The inspiring address by the Rev. Dr. William J. Barber II at our Spring Conference on May 13 couldn’t have come at a better time. Barber, who received the UFT’s John Dewey Award, has led the North Carolina NAACP since 2005 and rallied thousands in his Moral Mondays marches that addressed everything from raising the minimum wage to LGBTQ rights. Just days before the conference, Barber announced that he will lead the national Poor People’s Campaign, a new incarnation of the movement that Dr. Martin Luther King Jr. launched nearly 50 years ago.
In accepting the Dewey award, Barber lifted us with his words and his vision of a better future.
He reminded UFT members of the long arc of history and the fundamental moral values that have propelled the fight for social justice in decades past and propel it today.
“The only way we, as a nation, cannot educate every child is to argue that some don’t matter like others matter and some children are inherently inferior because of their race, their zip code or their class,” he said. “We must fight for the humanity of all children.”
As he has repeatedly done over the last 10 years, Barber encouraged the building of bridges. He encouraged UFT members to link the fight for well-funded public education with the fights for a living wage, health care, worker rights and voting rights.
He spoke of what he and the civil rights movement he has led in North Carolina have accomplished in four short years by bringing people together in the fight for what’s right.
Barber led the challenge to the state’s Republican-dominated Legislature and its Republican governor, Pat McCrory. He fought the state’s voter ID law, a naked attempt to suppress the vote in largely African-American and Democratic-leaning precincts. And he cried foul when McCrory passed the anti-transgender “bathroom bill.”
A federal appeals court in 2016 struck down the voter ID law as an unconstitutional effort to “target African-Americans with almost surgical precision,” and on May 15 of this year, the U.S. Supreme Court refused to review that decision. McCrory was voted out of office in November in the same election that swept Donald Trump to victory, and in April, North Carolina lawmakers repealed the bathroom bill.
North Carolina is just one example of the havoc that Republican governors and legislatures are creating for working people across the nation. Here in New York, we have the benefit of a mayor and a governor who are allied with us, but we must remain vigilant. New York cannot be an island.

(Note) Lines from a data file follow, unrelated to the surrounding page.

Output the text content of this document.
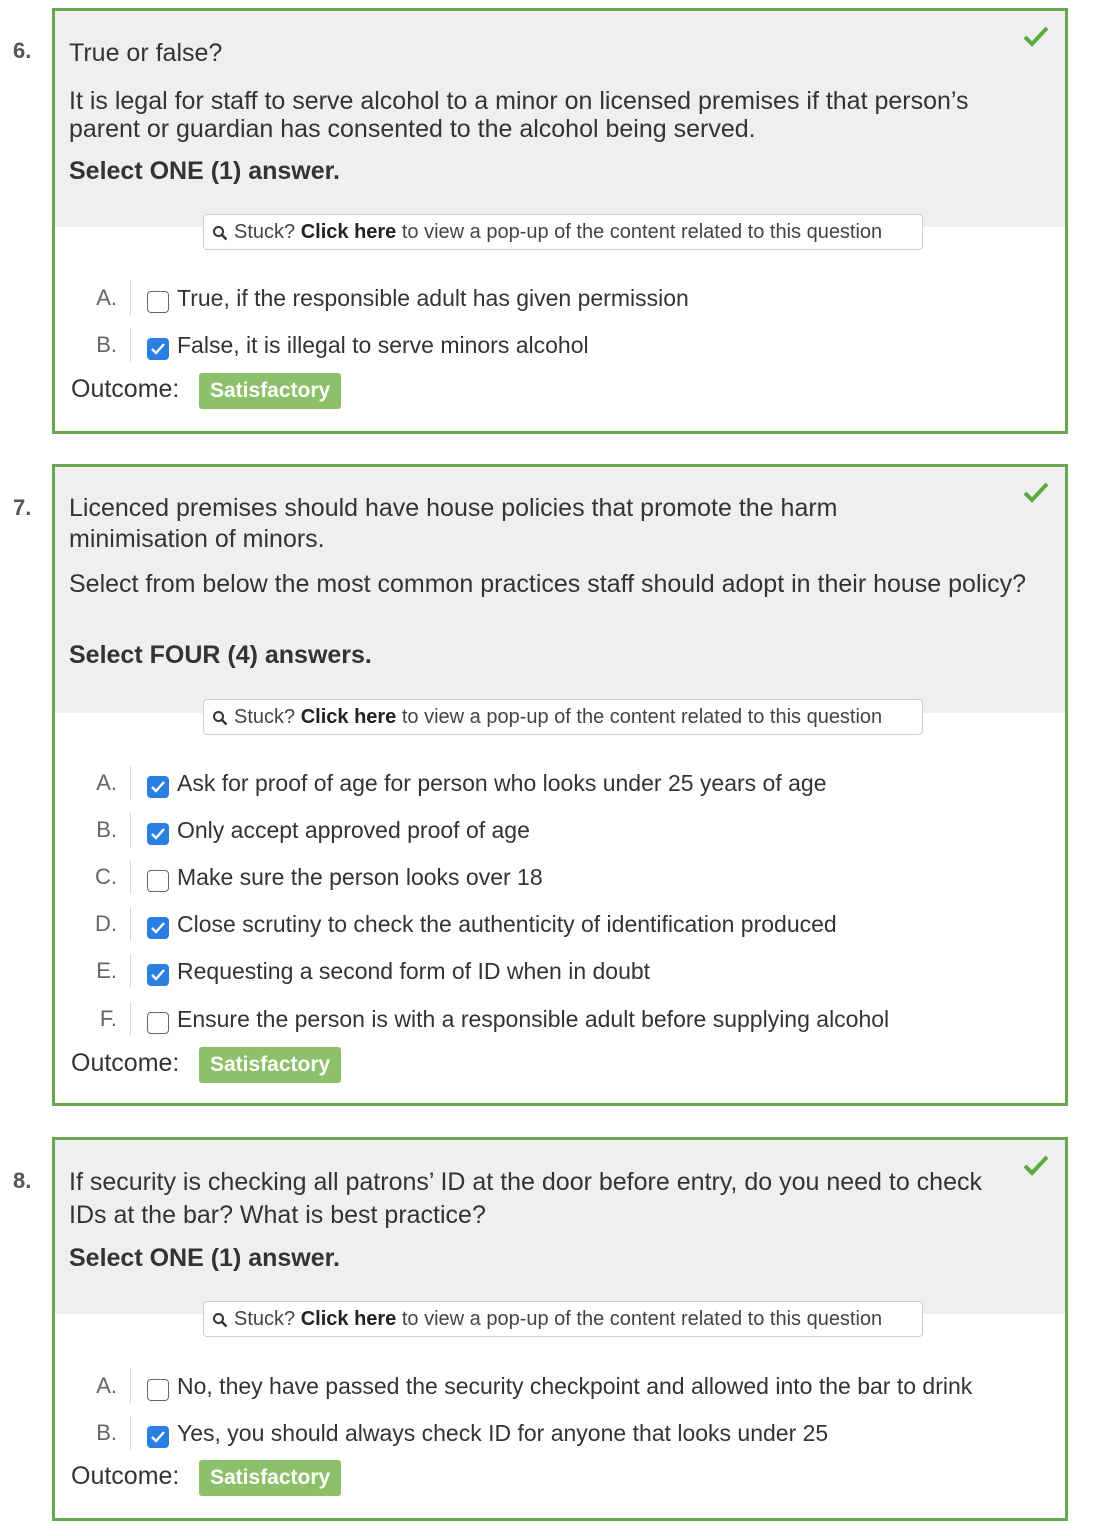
6. True or false?
It is legal for staff to serve alcohol to a minor on licensed premises if that person’s parent or guardian has consented to the alcohol being served.
Select ONE (1) answer.
Stuck? Click here to view a pop-up of the content related to this question
A.	True, if the responsible adult has given permission
B.	False, it is illegal to serve minors alcohol
Outcome:	Satisfactory
7. Licenced premises should have house policies that promote the harm minimisation of minors.
Select from below the most common practices staff should adopt in their house policy?
Select FOUR (4) answers.
Stuck? Click here to view a pop-up of the content related to this question
A.	Ask for proof of age for person who looks under 25 years of age
B.	Only accept approved proof of age
C.	Make sure the person looks over 18
D.	Close scrutiny to check the authenticity of identification produced
E.	Requesting a second form of ID when in doubt
F.	Ensure the person is with a responsible adult before supplying alcohol
Outcome:	Satisfactory
8. If security is checking all patrons’ ID at the door before entry, do you need to check IDs at the bar? What is best practice?
Select ONE (1) answer.
Stuck? Click here to view a pop-up of the content related to this question
A.	No, they have passed the security checkpoint and allowed into the bar to drink
B.	Yes, you should always check ID for anyone that looks under 25
Outcome:	Satisfactory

I first heard Barber speak in 2012, when he came to the UFT as the featured speaker at our faith-based breakfast. What he said then was prescient: He warned that the nation was becoming “regressive and mean-spirited” and stressed the moral imperative of investing fully in “public schools for a functioning democracy and the values of a free society.”
And last year, Barber told the Democratic National Convention, “When we fight for $15 and a union and universal health care and public education and immigrant rights and LGBTQ rights, we are reviving the heart of our democracy.”
We are proud to stand with Barber in this important fight. “If there are people cynical enough to take us backward, we need to be smart enough to come together to bring us forward,” he said at the Spring Education Conference.
We cannot move forward without strong public schools. To quote the reverend one final time: “We can’t take a recess until Betsy DeVos is no longer able to destroy public education.”